Garden watering techniques
When watering your garden and lawn, remember that most garden plants and lawns require about an inch of water per week. It is good if the soil is slightly moist and should not be allowed to dry out completely, as this is dangerous for most plants. But since plants do not always adapt to these rules, we mention some exceptions:
- Hot weather, dry, sandy soil, or crowded, intensive beds or flower boxes may require more than an inch of water per week.
- In cool weather, or if the plants are sparsely planted, or the soil is firm and has a good water retention capacity, less water may be sufficient.
- Young or new beds require more moisture on the soil surface, which is necessary for root growth. Water these with less water but more often to meet their needs.
- Mature beds with extensive root systems should be watered abundantly and less frequently than young plants. Moisture soaks deep into the soil and promotes the development of the root system
Use a rain sensor to ensure your irrigation system supplies water evenly.
Do not water disease-susceptible plants at night. If water covers the leaves of plants for several hours, it can cause fungal diseases on their leaves, buds, flowers and fruits. Plants prone to leaf spot, fruit rot, and anthracnose are best watered in the morning, when the sun dries the leaves quickly and prevents the development of fungal diseases.

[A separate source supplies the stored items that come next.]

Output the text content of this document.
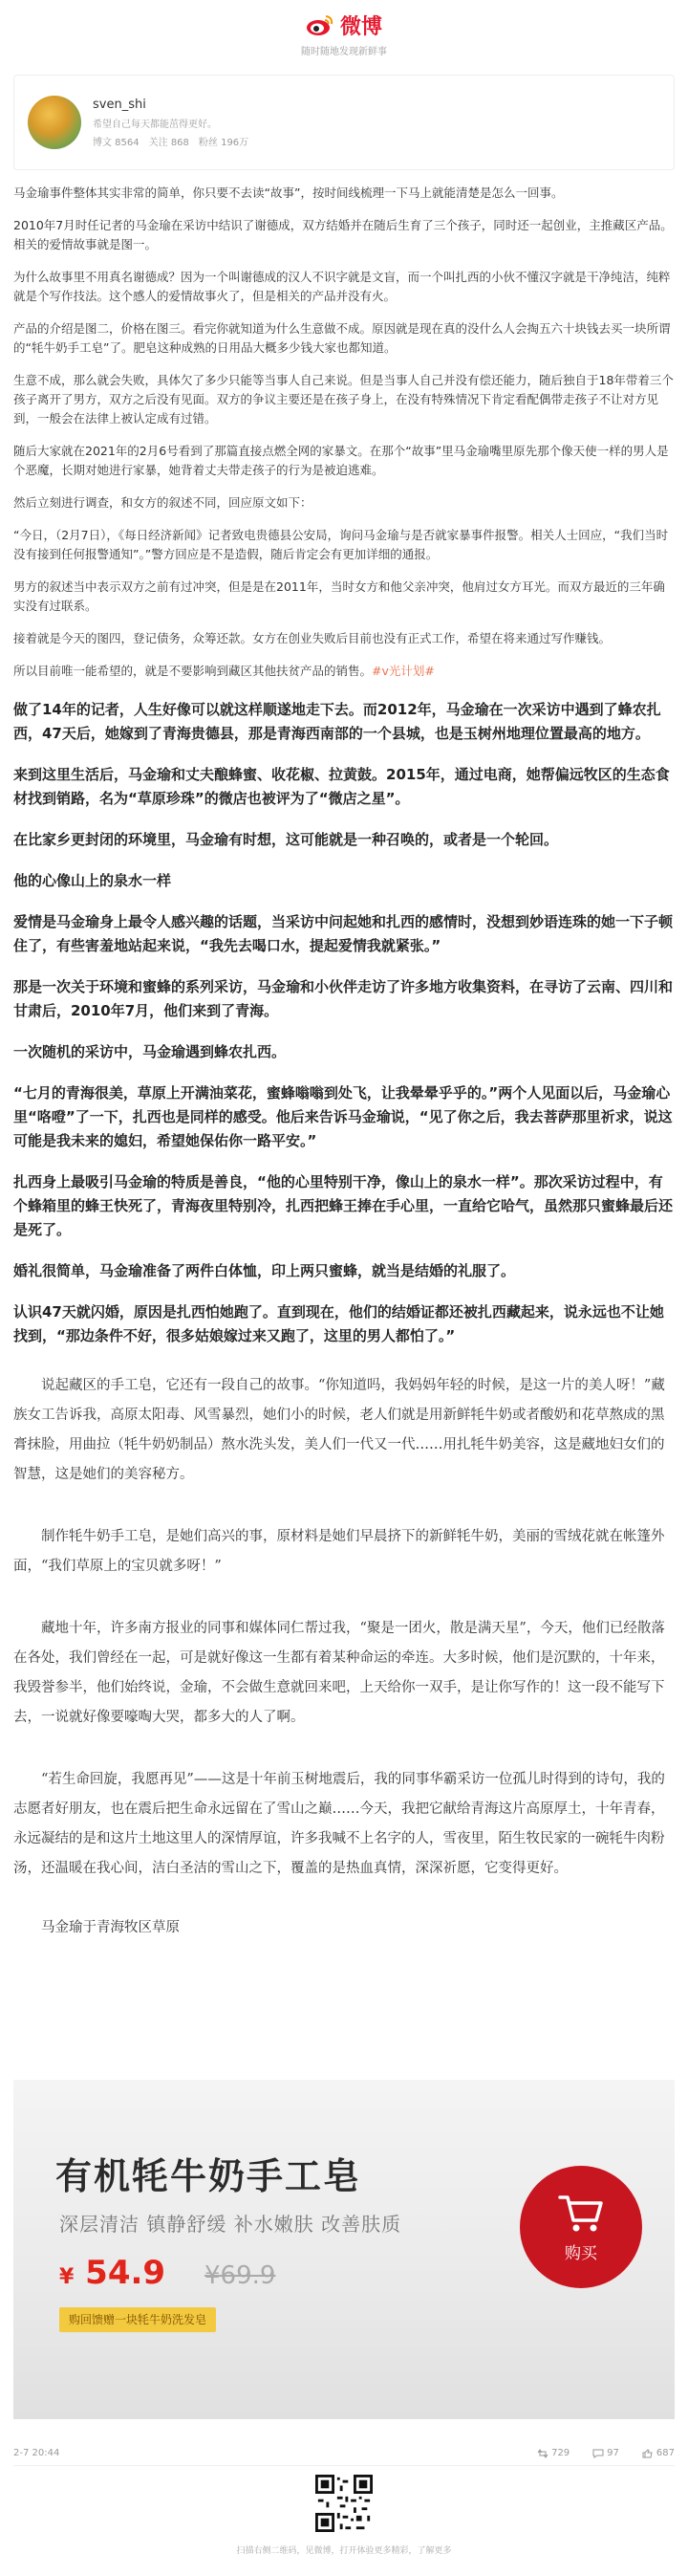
微博
随时随地发现新鲜事
sven_shi
希望自己每天都能茁得更好。
博文 8564 关注 868 粉丝 196万

马金瑜事件整体其实非常的简单，你只要不去读“故事”，按时间线梳理一下马上就能清楚是怎么一回事。

2010年7月时任记者的马金瑜在采访中结识了谢德成，双方结婚并在随后生育了三个孩子，同时还一起创业，主推藏区产品。相关的爱情故事就是图一。

为什么故事里不用真名谢德成？因为一个叫谢德成的汉人不识字就是文盲，而一个叫扎西的小伙不懂汉字就是干净纯洁，纯粹就是个写作技法。这个感人的爱情故事火了，但是相关的产品并没有火。

产品的介绍是图二，价格在图三。看完你就知道为什么生意做不成。原因就是现在真的没什么人会掏五六十块钱去买一块所谓的“牦牛奶手工皂”了。肥皂这种成熟的日用品大概多少钱大家也都知道。

生意不成，那么就会失败，具体欠了多少只能等当事人自己来说。但是当事人自己并没有偿还能力，随后独自于18年带着三个孩子离开了男方，双方之后没有见面。双方的争议主要还是在孩子身上，在没有特殊情况下肯定看配偶带走孩子不让对方见到，一般会在法律上被认定成有过错。

随后大家就在2021年的2月6号看到了那篇直接点燃全网的家暴文。在那个“故事”里马金瑜嘴里原先那个像天使一样的男人是个恶魔，长期对她进行家暴，她背着丈夫带走孩子的行为是被迫逃难。

然后立刻进行调查，和女方的叙述不同，回应原文如下：

“今日，（2月7日），《每日经济新闻》记者致电贵德县公安局，询问马金瑜与是否就家暴事件报警。相关人士回应，“我们当时没有接到任何报警通知”。”警方回应是不是造假，随后肯定会有更加详细的通报。

男方的叙述当中表示双方之前有过冲突，但是是在2011年，当时女方和他父亲冲突，他肩过女方耳光。而双方最近的三年确实没有过联系。

接着就是今天的图四，登记债务，众筹还款。女方在创业失败后目前也没有正式工作，希望在将来通过写作赚钱。

所以目前唯一能希望的，就是不要影响到藏区其他扶贫产品的销售。#v光计划#

做了14年的记者，人生好像可以就这样顺遂地走下去。而2012年，马金瑜在一次采访中遇到了蜂农扎西，47天后，她嫁到了青海贵德县，那是青海西南部的一个县城，也是玉树州地理位置最高的地方。

来到这里生活后，马金瑜和丈夫酿蜂蜜、收花椒、拉黄鼓。2015年，通过电商，她帮偏远牧区的生态食材找到销路，名为“草原珍珠”的微店也被评为了“微店之星”。

在比家乡更封闭的环境里，马金瑜有时想，这可能就是一种召唤的，或者是一个轮回。

他的心像山上的泉水一样

爱情是马金瑜身上最令人感兴趣的话题，当采访中问起她和扎西的感情时，没想到妙语连珠的她一下子顿住了，有些害羞地站起来说，“我先去喝口水，提起爱情我就紧张。”

那是一次关于环境和蜜蜂的系列采访，马金瑜和小伙伴走访了许多地方收集资料，在寻访了云南、四川和甘肃后，2010年7月，他们来到了青海。

一次随机的采访中，马金瑜遇到蜂农扎西。

“七月的青海很美，草原上开满油菜花，蜜蜂嗡嗡到处飞，让我晕晕乎乎的。”两个人见面以后，马金瑜心里“咯噔”了一下，扎西也是同样的感受。他后来告诉马金瑜说，“见了你之后，我去菩萨那里祈求，说这可能是我未来的媳妇，希望她保佑你一路平安。”

扎西身上最吸引马金瑜的特质是善良，“他的心里特别干净，像山上的泉水一样”。那次采访过程中，有个蜂箱里的蜂王快死了，青海夜里特别冷，扎西把蜂王捧在手心里，一直给它哈气，虽然那只蜜蜂最后还是死了。

婚礼很简单，马金瑜准备了两件白体恤，印上两只蜜蜂，就当是结婚的礼服了。

认识47天就闪婚，原因是扎西怕她跑了。直到现在，他们的结婚证都还被扎西藏起来，说永远也不让她找到，“那边条件不好，很多姑娘嫁过来又跑了，这里的男人都怕了。”

说起藏区的手工皂，它还有一段自己的故事。“你知道吗，我妈妈年轻的时候，是这一片的美人呀！”藏族女工告诉我，高原太阳毒、风雪暴烈，她们小的时候，老人们就是用新鲜牦牛奶或者酸奶和花草熬成的黑膏抹脸，用曲拉（牦牛奶奶制品）熬水洗头发，美人们一代又一代……用扎牦牛奶美容，这是藏地妇女们的智慧，这是她们的美容秘方。

制作牦牛奶手工皂，是她们高兴的事，原材料是她们早晨挤下的新鲜牦牛奶，美丽的雪绒花就在帐篷外面，“我们草原上的宝贝就多呀！”

藏地十年，许多南方报业的同事和媒体同仁帮过我，“聚是一团火，散是满天星”，今天，他们已经散落在各处，我们曾经在一起，可是就好像这一生都有着某种命运的牵连。大多时候，他们是沉默的，十年来，我毁誉参半，他们始终说，金瑜，不会做生意就回来吧，上天给你一双手，是让你写作的！这一段不能写下去，一说就好像要嚎啕大哭，都多大的人了啊。

“若生命回旋，我愿再见”——这是十年前玉树地震后，我的同事华霸采访一位孤儿时得到的诗句，我的志愿者好朋友，也在震后把生命永远留在了雪山之巅……今天，我把它献给青海这片高原厚土，十年青春，永远凝结的是和这片土地这里人的深情厚谊，许多我喊不上名字的人，雪夜里，陌生牧民家的一碗牦牛肉粉汤，还温暖在我心间，洁白圣洁的雪山之下，覆盖的是热血真情，深深祈愿，它变得更好。

马金瑜于青海牧区草原

有机牦牛奶手工皂
深层清洁 镇静舒缓 补水嫩肤 改善肤质
¥ 54.9 ¥69.9
购回馈赠一块牦牛奶洗发皂
购买
2-7 20:44	729	97	687
扫描右侧二维码，见微博，打开体验更多精彩，了解更多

Test your irrigation system
Some sprinklers dispense water unevenly, so set up rain sensors in your garden and compare the amount of water they collect. If the values differ greatly, move the nozzle more often or get a more efficient model.
Before starting to water the plants, check that the sprinkler works properly (evenly).
Also check that the nozzle is properly connected to the pipe.
Using garden hoses
And now let’s move on to the irrigation pipe! Using drip pipes is a good way to water your garden. The pipes are made of water-permeable material, perforated recycled rubber or other porous material. Once the pipe is connected to the water source, the water slowly seeps out through drippers located along the length of the pipe.
Use garden drip pipes to water your garden efficiently.
Drip pipes are more efficient than above-ground sprinklers because they deliver water directly to the plants’ roots. Very little water evaporates from them and they do not wet the leaves of the plants, which helps to keep diseases away. Thorough watering of the garden part within the scope of the pipe takes at least one hour.
In order for drip pipes to function properly, the following aspects must be taken care of:
- Lay the drip pipes straight in the garden. If they are turned too sharply or twisted, they will break and not fill with water.
- In this case, more water flows out in the part closer to the water source and less in the part further away.
- If the tube only waters one side of the plant’s root system, move the tube to the dry, unwatered side after a while.
- To determine if the soil has been sufficiently watered, dig a little into the soil next to the pipe. If the water has penetrated to 12 centimeters, you can disconnect the pipe. Note how long it took to water so you know next time.
- For faster results, use straight tubes perforated with large diameter holes. Of course, the compromise comes at a price: these pipes provide faster irrigation, but are not so kind to the soil.
If you like the results you get with drip pipes, you can upgrade them to an automatic or semi-automatic drip irrigation system. Although these systems are more expensive, they are developed for different soil types and plants with different water needs. Their advantage is that they do not need to be moved around the garden.
Water your plants regularly and according to their needs, because this is the only way they will thank you for their development and beauty.
The "wisdom of water"
Water in the morning (or evening) when there is no strong wind, the sun is not yet hot, and water loss due to evaporation is minimal.